DNA authenticity analysis and error rate estimation
To clarify the authenticity of the mapped sequence reads, we checked the frequency of postmortem misincorporation and depurination, which are characteristic of ancient DNA, with mapDamage2.0 (Jónsson et al., 2013). After confirming the authenticity, we estimated the contamination frequency for mtDNA and for nuclear DNA sequences.
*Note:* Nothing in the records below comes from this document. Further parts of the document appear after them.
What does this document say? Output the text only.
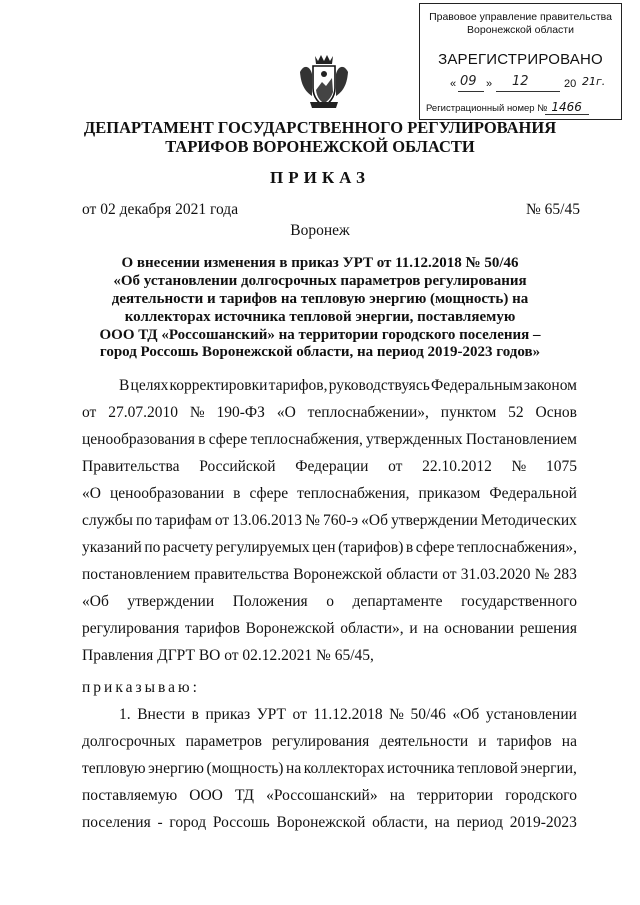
Правовое управление правительства
Воронежской области
ЗАРЕГИСТРИРОВАНО
« 09 » 12	20 21г.
Регистрационный номер № 1466
ДЕПАРТАМЕНТ ГОСУДАРСТВЕННОГО РЕГУЛИРОВАНИЯ
ТАРИФОВ ВОРОНЕЖСКОЙ ОБЛАСТИ
ПРИКАЗ
от 02 декабря 2021 года	№ 65/45
Воронеж
О внесении изменения в приказ УРТ от 11.12.2018 № 50/46
«Об установлении долгосрочных параметров регулирования
деятельности и тарифов на тепловую энергию (мощность) на
коллекторах источника тепловой энергии, поставляемую
ООО ТД «Россошанский» на территории городского поселения –
город Россошь Воронежской области, на период 2019-2023 годов»
В целях корректировки тарифов, руководствуясь Федеральным законом
от 27.07.2010 № 190-ФЗ «О теплоснабжении», пунктом 52 Основ
ценообразования в сфере теплоснабжения, утвержденных Постановлением
Правительства Российской Федерации от 22.10.2012 № 1075
«О ценообразовании в сфере теплоснабжения, приказом Федеральной
службы по тарифам от 13.06.2013 № 760-э «Об утверждении Методических
указаний по расчету регулируемых цен (тарифов) в сфере теплоснабжения»,
постановлением правительства Воронежской области от 31.03.2020 № 283
«Об утверждении Положения о департаменте государственного
регулирования тарифов Воронежской области», и на основании решения
Правления ДГРТ ВО от 02.12.2021 № 65/45,
приказываю:
1. Внести в приказ УРТ от 11.12.2018 № 50/46 «Об установлении
долгосрочных параметров регулирования деятельности и тарифов на
тепловую энергию (мощность) на коллекторах источника тепловой энергии,
поставляемую ООО ТД «Россошанский» на территории городского
поселения - город Россошь Воронежской области, на период 2019-2023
For mtDNA, we followed the methods used by Kanzawa-Kiriyama et al. (2017), in which the consistency of reads mapping to the SNPs of mtDNA haplogroups and individual specific mutations was estimated. We also used Schmutzi software (cont-Deam.pl --library single) (Renaud et al., 2015), a tool that uses a Bayesian maximum as an a posteriori algorithm to estimate mtDNA contamination. For nuclear DNA, we used ANGSD software (‘MoM’ estimate from ‘Method 1’ and the ‘new_llh’ likelihood computation) (Korneliussen et al., 2014), which estimates contamination based on the X chromosome polymorphism rate in males. We followed the criteria of Fu et al. (2016), stating that libraries are effectively uncontaminated if their X chromosome contamination estimates are less than 2.5%. We also estimated the error rate based on the excess of derived alleles in ancient samples using ANGSD software (-doAncError -anc hg19ancNoChr.fa -ref hs37d5.fa). For error rate estimates, data in which 3–10 bases were trimmed from sequence termini were used.